E-mail priorities to force infrastructure upgrade

E-mail priorities will change dramatically by 2007, shifting from existing concerns and forcing organisations to upgrade e-mail infrastructure to bring system reliability to 100 per cent.

A Meta Group report warns IT groups will face significant decisions about their primary e-mail vendors and the new priorities detailed in the report don't necessarily mean good news for IT managers.

National Jet Systems IT manager Steve Tucker is aware of plenty of 'disaster and grief' stories when it comes to e-mail system upgrades that involve long outages.

When designing an e-mail system, Tucker said, some organisations have gone overboard.

"They end up with systems with superfluous functionality and complex upgrade and backup problems," he said.

Meta analyst Matt Cain said, "We expect Microsoft to deliver an Exchange version based on SQL Server, representing a major change from the current Web Store database.

"We believe this new version will introduce incompatibilities with existing applications and require new management skill sets. We also expect Exchange public folders to be abandoned at this time in favour of Windows SharePoint Services.

"Domino shops will be forced to make decisions about moving to the IBM Workplace Messaging Platform (based on DB2 and WebSphere) given the limited life span we anticipate for Domino. Domino shops will also have the option of swapping out the core .NSF database with DB2. This area of configuration maintenance will continue to be one of the biggest hidden costs of e-mail management."

This is in addition to the challenges that accompany ubiquitous e-mail access to a growing crop of diverse mobile devices including pagers, mobile phones and PDAs.

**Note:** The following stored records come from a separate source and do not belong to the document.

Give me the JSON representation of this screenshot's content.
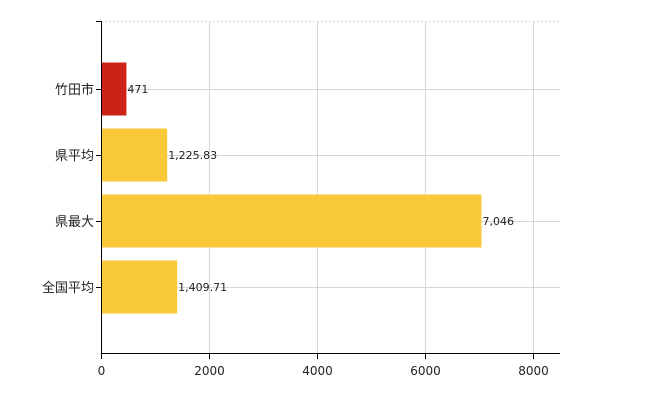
{
  "chart_data": {
    "type": "bar",
    "orientation": "horizontal",
    "categories": [
      "竹田市",
      "県平均",
      "県最大",
      "全国平均"
    ],
    "values": [
      471,
      1225.83,
      7046,
      1409.71
    ],
    "value_labels": [
      "471",
      "1,225.83",
      "7,046",
      "1,409.71"
    ],
    "bar_colors": [
      "#cc2218",
      "#f9c93a",
      "#f9c93a",
      "#f9c93a"
    ],
    "x_ticks": [
      0,
      2000,
      4000,
      6000,
      8000
    ],
    "x_tick_labels": [
      "0",
      "2000",
      "4000",
      "6000",
      "8000"
    ],
    "xlim": [
      0,
      8500
    ],
    "grid": true,
    "title": "",
    "xlabel": "",
    "ylabel": ""
  }
}
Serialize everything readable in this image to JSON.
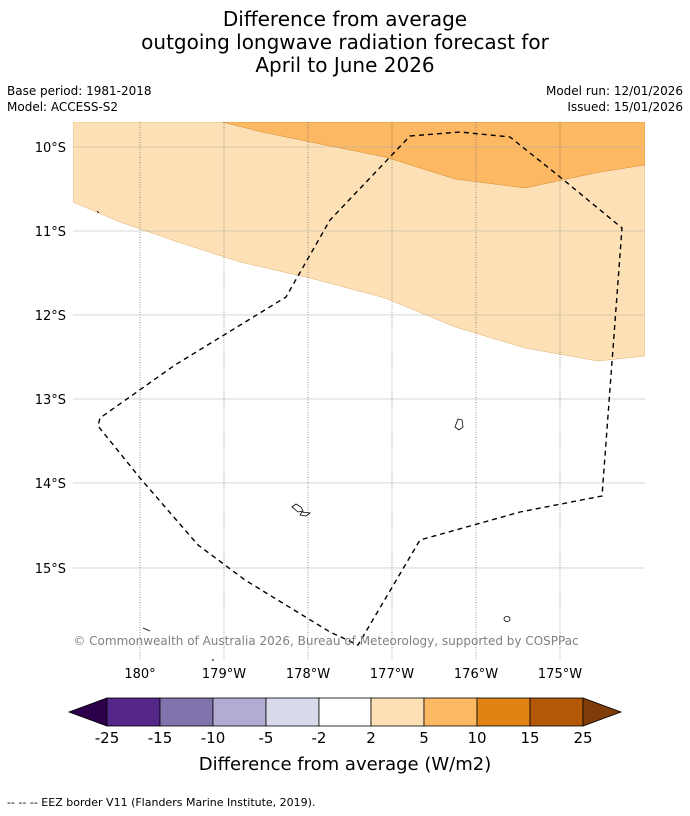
{
  "title": {
    "line1": "Difference from average",
    "line2": "outgoing longwave radiation forecast for",
    "line3": "April to June 2026"
  },
  "meta": {
    "base_period": "Base period: 1981-2018",
    "model": "Model: ACCESS-S2",
    "model_run": "Model run: 12/01/2026",
    "issued": "Issued: 15/01/2026"
  },
  "map": {
    "latitude_labels": [
      "10°S",
      "11°S",
      "12°S",
      "13°S",
      "14°S",
      "15°S"
    ],
    "longitude_labels": [
      "180°",
      "179°W",
      "178°W",
      "177°W",
      "176°W",
      "175°W"
    ],
    "copyright": "© Commonwealth of Australia 2026, Bureau of Meteorology, supported by COSPPac"
  },
  "colorbar": {
    "tick_labels": [
      "-25",
      "-15",
      "-10",
      "-5",
      "-2",
      "2",
      "5",
      "10",
      "15",
      "25"
    ],
    "colors": [
      "#6a3d9a",
      "#5c2a8a",
      "#8072ad",
      "#b2abd2",
      "#d8daeb",
      "#ffffff",
      "#fee0b6",
      "#fdb863",
      "#e08214",
      "#b35806",
      "#7f3b08"
    ],
    "label": "Difference from average (W/m2)"
  },
  "legend": {
    "eez": "--  --  -- EEZ border V11 (Flanders Marine Institute, 2019)."
  }
}
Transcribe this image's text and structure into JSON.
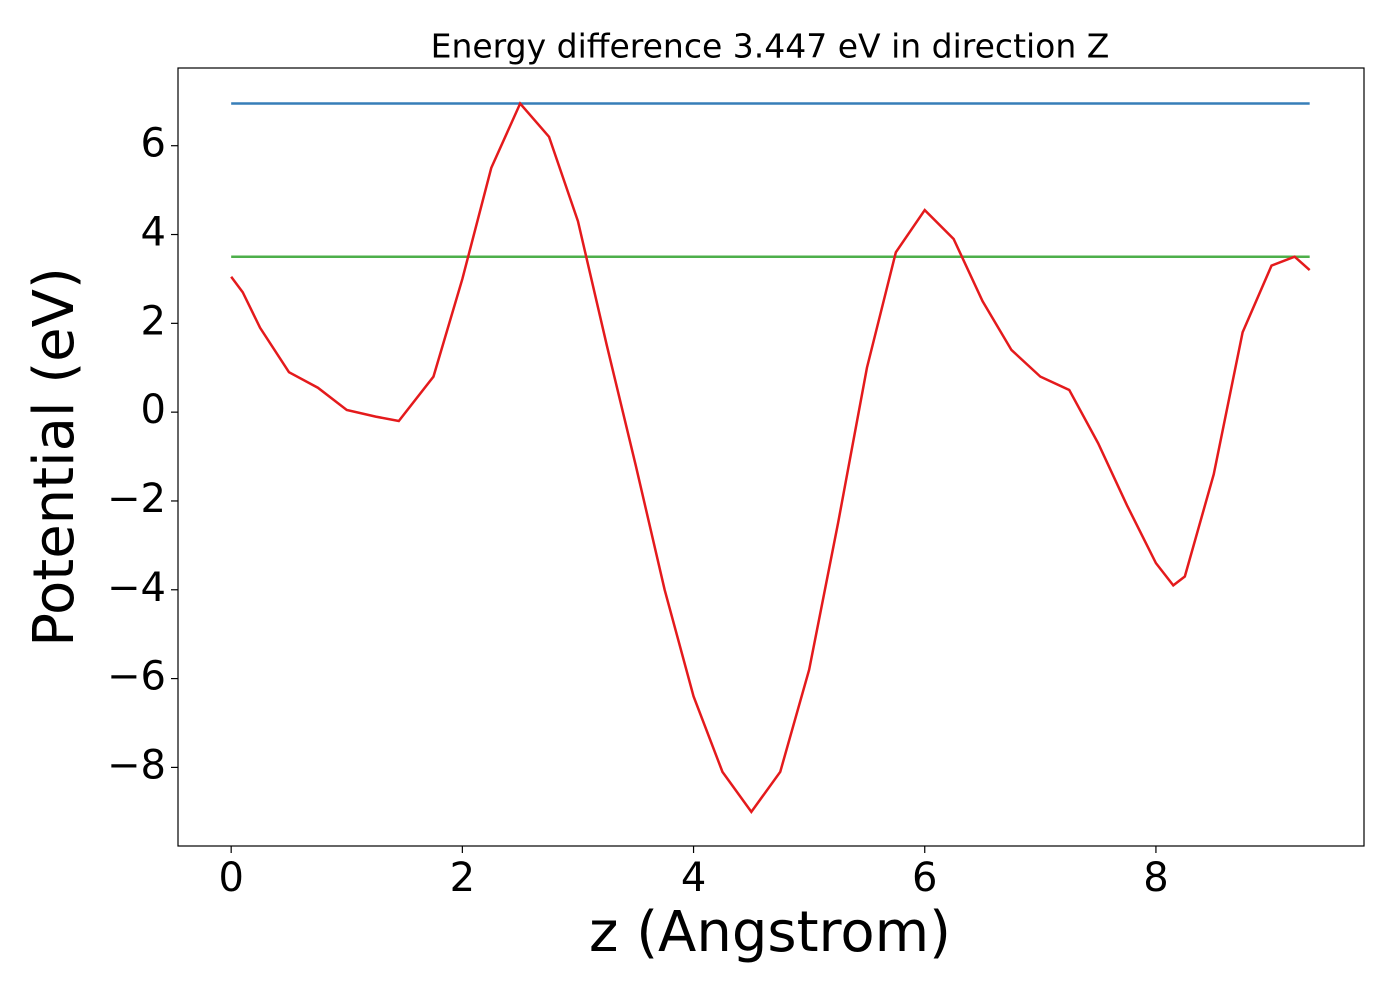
{
  "chart_data": {
    "type": "line",
    "title": "Energy difference 3.447 eV in direction Z",
    "xlabel": "z (Angstrom)",
    "ylabel": "Potential (eV)",
    "xlim": [
      -0.46,
      9.8
    ],
    "ylim": [
      -9.77,
      7.75
    ],
    "xticks": [
      0,
      2,
      4,
      6,
      8
    ],
    "yticks": [
      6,
      4,
      2,
      0,
      -2,
      -4,
      -6,
      -8
    ],
    "series": [
      {
        "color": "#377eb8",
        "x": [
          0,
          9.33
        ],
        "values": [
          6.95,
          6.95
        ]
      },
      {
        "color": "#4daf4a",
        "x": [
          0,
          9.33
        ],
        "values": [
          3.5,
          3.5
        ]
      },
      {
        "color": "#e41a1c",
        "x": [
          0,
          0.1,
          0.25,
          0.5,
          0.75,
          1.0,
          1.25,
          1.45,
          1.75,
          2.0,
          2.25,
          2.5,
          2.75,
          3.0,
          3.25,
          3.5,
          3.75,
          4.0,
          4.25,
          4.5,
          4.75,
          5.0,
          5.25,
          5.5,
          5.75,
          6.0,
          6.25,
          6.5,
          6.75,
          7.0,
          7.25,
          7.5,
          7.75,
          8.0,
          8.15,
          8.25,
          8.5,
          8.75,
          9.0,
          9.2,
          9.33
        ],
        "values": [
          3.05,
          2.7,
          1.9,
          0.9,
          0.55,
          0.05,
          -0.1,
          -0.2,
          0.8,
          3.0,
          5.5,
          6.95,
          6.2,
          4.3,
          1.5,
          -1.2,
          -4.0,
          -6.4,
          -8.1,
          -9.0,
          -8.1,
          -5.8,
          -2.5,
          1.0,
          3.6,
          4.55,
          3.9,
          2.5,
          1.4,
          0.8,
          0.5,
          -0.7,
          -2.1,
          -3.4,
          -3.9,
          -3.7,
          -1.4,
          1.8,
          3.3,
          3.5,
          3.2
        ]
      }
    ]
  }
}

"E-mail will increasingly be treated as a mission-critical business communication system, with emphasis on uptime, tuning, hygiene and security.

Therefore, e-mail will move into the realm of standard data centre operations - with all the duties that implies - including change control, disaster recovery, intrusion detection, and the like. For organisations, this means a completely reordered set of e-mail priorities - with many new topics compared with current concerns," Cain said.

IT managers agreed that the legalities surrounding e-mail seem to be forever shifting. There is no consistent legal framework in place and antispam legislation is likely to be introduced next year.

The report also identified spam, viruses and security as key issues.

"Just as viruses were brought under control we believe the spam problem will not go away, but will be controlled via a variety of filtering techniques," Cain said.

"We believe these issues will be batched by 2006, and single-vendor consoles will handle denial-of-service attacks including mail bombs and buffer overloads, mail loops, virus and spam protection, harvest-attack abatement, and content blocking."